I gather that $μ_{11}$ is the covariance of variables X and Y, $μ_{20}$ is the variance of X, and $μ_{02}$ is the variance of Y, but what is $μ_{22}$?
The formula can be found here: https://stats.stackexchange.com/a/48393/20385
On the assumption you seek interpretation rather than the formula for central mixed moments (since that's already available at the linked question), one way to look at $\mu_{22}$ is that it is the covariance of the squares of the centered variables plus the product of their variances. i.e.

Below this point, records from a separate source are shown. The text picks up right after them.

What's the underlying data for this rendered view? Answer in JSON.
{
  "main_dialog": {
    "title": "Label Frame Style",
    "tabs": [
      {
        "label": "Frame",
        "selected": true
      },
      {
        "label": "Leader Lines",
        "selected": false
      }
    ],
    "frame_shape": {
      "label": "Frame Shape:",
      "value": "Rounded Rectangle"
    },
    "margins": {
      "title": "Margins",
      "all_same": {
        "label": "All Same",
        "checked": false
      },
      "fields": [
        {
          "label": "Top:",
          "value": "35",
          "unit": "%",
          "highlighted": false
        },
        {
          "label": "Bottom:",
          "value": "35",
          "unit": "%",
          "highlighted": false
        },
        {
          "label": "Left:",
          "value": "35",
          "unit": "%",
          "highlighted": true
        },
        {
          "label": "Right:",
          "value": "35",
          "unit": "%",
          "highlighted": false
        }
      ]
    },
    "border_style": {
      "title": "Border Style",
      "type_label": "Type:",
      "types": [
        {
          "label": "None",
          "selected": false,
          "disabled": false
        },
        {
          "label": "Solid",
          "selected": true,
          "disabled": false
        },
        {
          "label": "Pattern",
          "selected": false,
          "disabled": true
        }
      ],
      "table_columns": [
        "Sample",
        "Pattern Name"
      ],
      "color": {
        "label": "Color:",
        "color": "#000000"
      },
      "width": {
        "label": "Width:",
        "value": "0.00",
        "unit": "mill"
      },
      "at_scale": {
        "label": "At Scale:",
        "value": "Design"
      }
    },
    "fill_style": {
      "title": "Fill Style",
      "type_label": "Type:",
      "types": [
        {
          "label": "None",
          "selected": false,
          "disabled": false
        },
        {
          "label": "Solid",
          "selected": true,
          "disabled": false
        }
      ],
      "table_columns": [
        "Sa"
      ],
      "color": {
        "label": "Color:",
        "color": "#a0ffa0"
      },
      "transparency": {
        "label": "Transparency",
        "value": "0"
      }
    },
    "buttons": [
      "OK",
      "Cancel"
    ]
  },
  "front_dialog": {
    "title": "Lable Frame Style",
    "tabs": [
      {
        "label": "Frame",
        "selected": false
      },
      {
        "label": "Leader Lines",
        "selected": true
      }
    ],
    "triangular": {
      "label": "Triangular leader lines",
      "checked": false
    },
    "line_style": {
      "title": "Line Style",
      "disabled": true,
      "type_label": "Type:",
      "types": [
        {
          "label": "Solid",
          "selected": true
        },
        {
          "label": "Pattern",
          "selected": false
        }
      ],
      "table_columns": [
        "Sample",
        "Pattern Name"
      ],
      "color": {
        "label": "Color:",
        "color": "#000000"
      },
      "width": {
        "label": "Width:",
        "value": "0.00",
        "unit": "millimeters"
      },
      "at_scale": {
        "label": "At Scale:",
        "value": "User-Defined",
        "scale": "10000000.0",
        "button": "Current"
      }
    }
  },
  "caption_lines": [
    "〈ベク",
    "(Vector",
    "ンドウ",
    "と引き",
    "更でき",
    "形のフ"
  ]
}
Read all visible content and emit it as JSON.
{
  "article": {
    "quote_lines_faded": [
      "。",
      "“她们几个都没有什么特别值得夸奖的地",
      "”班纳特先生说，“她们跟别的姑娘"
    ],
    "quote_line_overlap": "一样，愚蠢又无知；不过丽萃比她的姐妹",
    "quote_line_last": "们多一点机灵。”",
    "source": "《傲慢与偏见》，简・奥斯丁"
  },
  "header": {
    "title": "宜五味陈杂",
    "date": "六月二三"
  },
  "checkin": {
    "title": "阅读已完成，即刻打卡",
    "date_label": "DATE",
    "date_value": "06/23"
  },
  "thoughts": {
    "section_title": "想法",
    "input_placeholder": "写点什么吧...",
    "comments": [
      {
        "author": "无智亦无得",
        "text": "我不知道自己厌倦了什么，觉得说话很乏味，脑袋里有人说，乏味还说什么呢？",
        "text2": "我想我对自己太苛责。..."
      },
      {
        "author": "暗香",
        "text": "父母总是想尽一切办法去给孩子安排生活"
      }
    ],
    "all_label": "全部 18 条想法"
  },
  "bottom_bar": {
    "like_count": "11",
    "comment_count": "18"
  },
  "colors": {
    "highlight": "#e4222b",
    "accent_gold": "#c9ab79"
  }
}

$E[(X-\mu_X)^2(Y-\mu_Y)^2]=\text{Cov}[(X-\mu_X)^2,(Y-\mu_Y)^2]\,+\, \text{Var}(X)\,\text{Var}(Y)$
Further, note that when it is standardized by dividing by the product of the variances (in similar fashion to turning a covariance into a correlation, $\frac{E[(X-\mu_X)^2(Y-\mu_Y)^2]}{\sigma_X^2\sigma_Y^2}$ is one of the three measures referred to as co-kurtosis (specifically $K(X,X,Y,Y)$).
See here: https://en.wikipedia.org/wiki/Cokurtosis#Definition
As we move up to the higher moments (and this is essentially a bivariate moment of fourth order), direct interpretation of unstandardized moments becomes more difficult in a similar way to trying to interpret the 4th central moment directly (rather than standardizing to the kurtosis) becomes difficult.
(Indeed, even interpreting kurtosis is difficult - most interpretations of kurtosis given in textbooks are incorrect or misleading.)
Let $(X,Y)$ have joint bivariate pdf $f(x,y)$. Then $\mu _{r,s}$ typically denotes the product central moment:
$$\mu _{r,s}=E\left[(X-E[X])^r (Y-E[Y])^s\right]$$